Semantic interpretation for convolutional neural networks: What makes a cat a cat?
This work addresses the interpretability challenge in deep learning for researchers and practitioners, though it appears incremental as it builds on existing methods like principal component analysis and genetic algorithms.
The paper tackles the problem of interpreting convolutional neural networks by introducing a framework called semantic explainable AI (S-XAI) that extracts understandable semantic spaces, and it demonstrates effectiveness in applications like trustworthiness assessment and semantic sample searching.
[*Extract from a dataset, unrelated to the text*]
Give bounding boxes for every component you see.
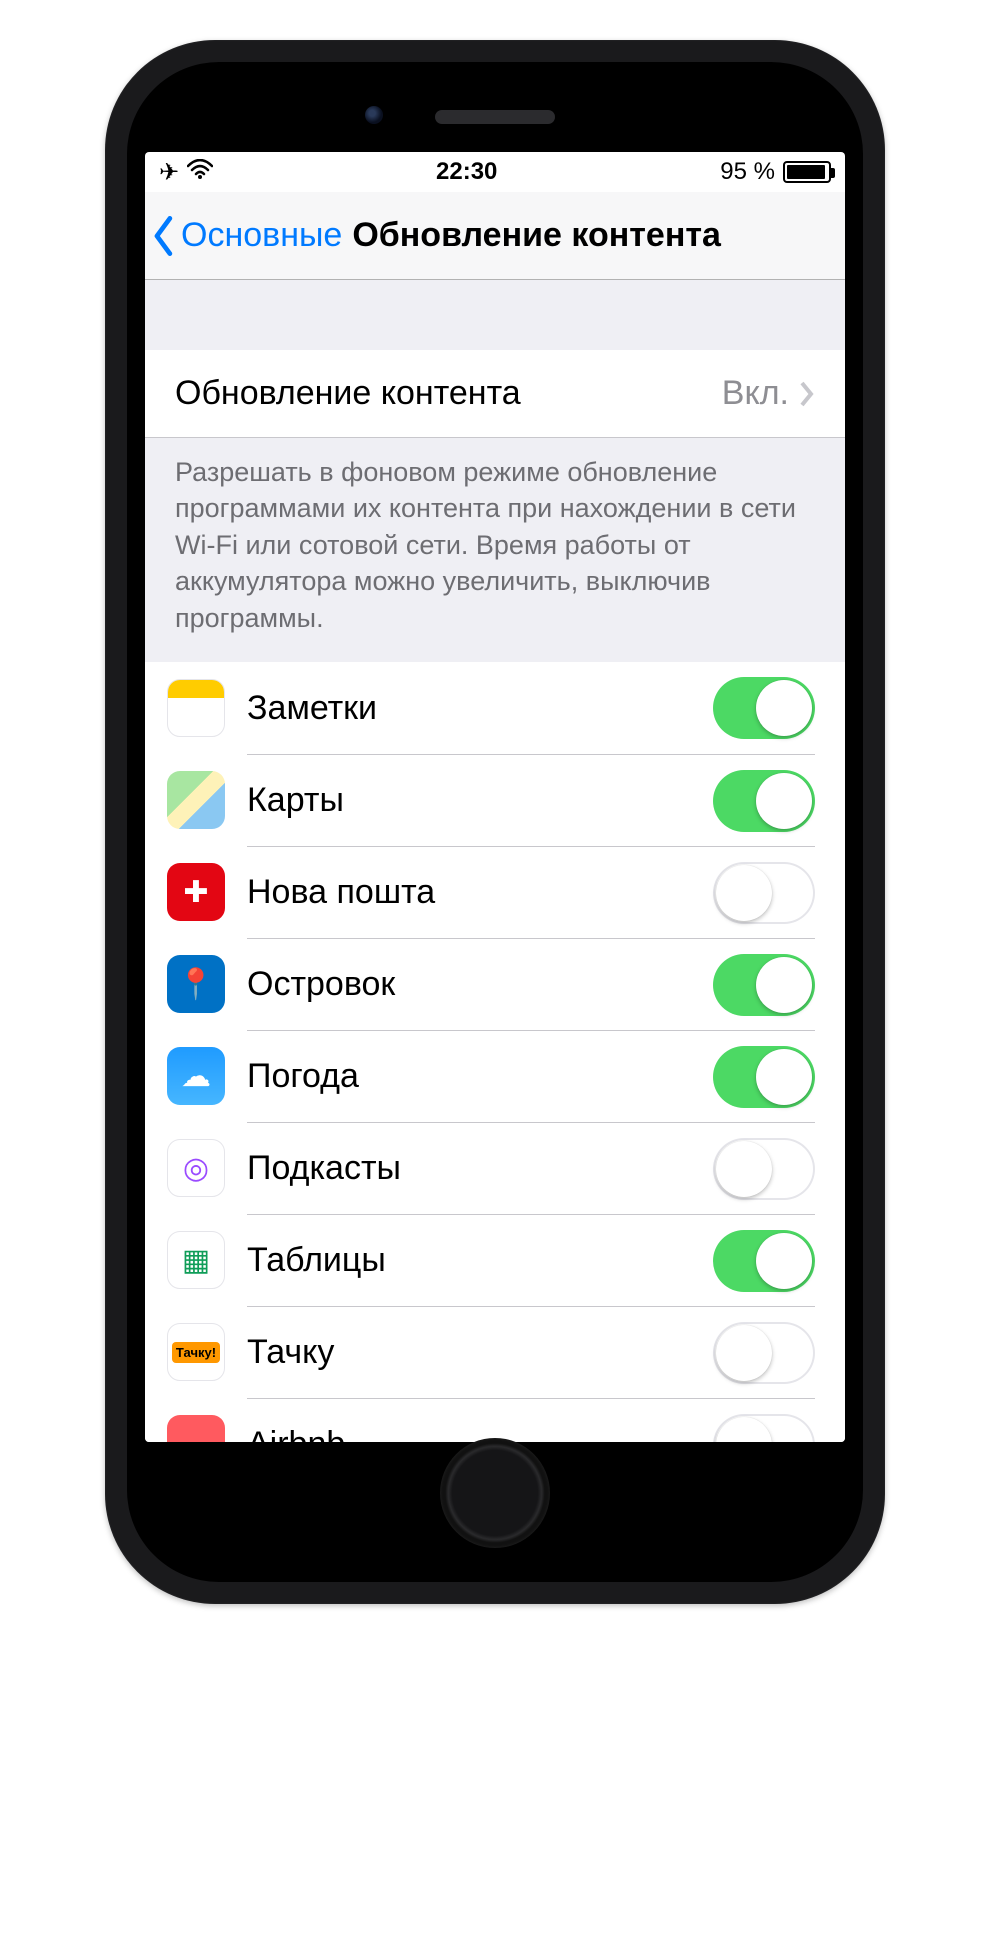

The interpretability of deep neural networks has attracted increasing attention in recent years, and several methods have been created to interpret the "black box" model. Fundamental limitations remain, however, that impede the pace of understanding the networks, especially the extraction of understandable semantic space. In this work, we introduce the framework of semantic explainable AI (S-XAI), which utilizes row-centered principal component analysis to obtain the common traits from the best combination of superpixels discovered by a genetic algorithm, and extracts understandable semantic spaces on the basis of discovered semantically sensitive neurons and visualization techniques. Statistical interpretation of the semantic space is also provided, and the concept of semantic probability is proposed for the first time. Our experimental results demonstrate that S-XAI is effective in providing a semantic interpretation for the CNN, and offers broad usage, including trustworthiness assessment and semantic sample searching.